Transcription Factor Binding in an Expanded Epigenetic Alphabet
1. Department of Computer Science, University of Toronto, Toronto, ON, Canada; 2. Princess Margaret Cancer Centre, Toronto, ON, Canada; 3. Institute for Molecular Bioscience, The University of Queensland, Brisbane, QLD, Australia; 4. Department of Genome Sciences, University of Washington, Seattle, WA, USA; 5. Department of Computer Science and Engineering, University of Washington, Seattle, WA, USA; 6. Department of Medical Biophysics, University of Toronto, Toronto, ON, Canada
Introduction. Human gene expression programs are controlled through the action of 1400–2000 individual transcription factors. Many transcription factors initiate transcription only in specific sequence contexts, providing the means for sequence specificity of transcriptional control. The four-letter DNA alphabet generally used to describe these sequences, however, only partially describes the possible diversity of nucleobases a transcription factor might encounter. For instance, cytosine is often present in an epigenetically modified form: 5-methylcytosine (5mC). Cellular enzymes oxidize 5mC successively to 5-hydroxymethylcytosine (5hmC), 5-formylcytosine (5fC), and 5-carboxylcytosine (5caC). Just as transcription factors distinguish one unmodified nucleobase from another, they have been shown to distinguish unmodified bases from epigenetically modified bases. Modification-sensitive transcription factors provide a mechanism by which widespread changes in DNA methylation and hydroxymethylation found in many cancers can dramatically shift active gene expression programs. In particular, acute myeloid leukemia and glioblastoma multiforme often display broad changes in epigenetic cytosine state, partly caused by frequent mutations in gene families affecting 5mC oxidation.

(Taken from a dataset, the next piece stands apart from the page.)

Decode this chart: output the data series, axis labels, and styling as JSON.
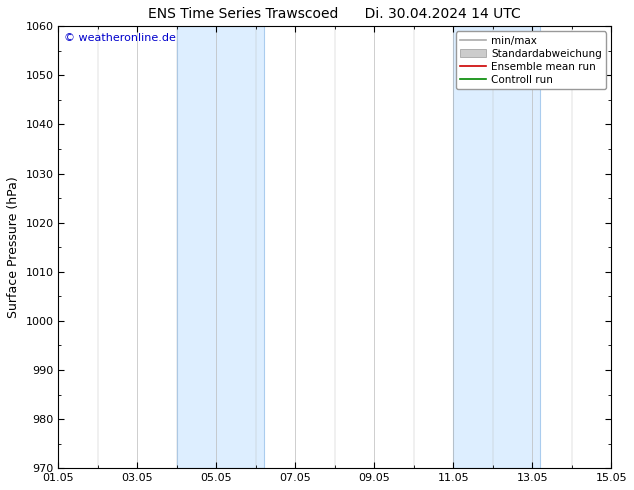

Methods. To understand the effect of modified nucleobases on gene regulation, we developed methods to discover transcription factor motifs and identify transcription factor binding sites in DNA with covalent modifications. Our models expand the standard A/C/G/T alphabet, adding m (5mC), h (5hmC), f (5fC), and c (5caC). We adapted the well-established position weight matrix formulation of transcription factor binding affinity to this expanded alphabet.
We have engineered several tools to work with expanded-alphabet sequence and position weight matrixes. First, we have developed a program, Cytomod, to create the sequence using data from both single-base assays (such as those involving bisulfite sequencing) and lower-resolution assays (such as those involving DNA immunoprecipitation or biotin tagging). Cytomod decides between multiple modifications at a single position using a configurable evidence model. Second, we have developed new versions of DREME (Discriminative Regular Expression Motif Elicitation) and CentriMo that enable de novo discovery of modification-sensitive motifs and identification of modification-sensitive binding sites. These versions permit users to specify new alphabets, anticipating future alphabet expansions.
Results. We created an expanded-alphabet genome sequence using genome-wide maps of 5mC, 5hmC, and 5fC in mouse embryonic stem cells. Using this sequence and expanded-alphabet position weight matrixes, we identified cis-regulatory modules that we believe are active only in the presence of cytosine modifications. With chromatin immunoprecipitation-sequencing (ChIP-seq) data for c-Myc transcription factor binding, we detected the known preference of c-Myc for unmethylated DNA. We found new binding sites for known methylation-sensitive transcription factors, such as Krüppel-like factor 4 (Klf4) and the c-Jun/c-Fos heterodimer. We also located new binding sites for the carboxylation-sensitive heterodimer of transcription factor 3 (Tcf3) and the Achaete-scute homolog 1 (Ascl1) transcription factor. Gene set enrichment analysis revealed biological pathways affected by DNA modification state.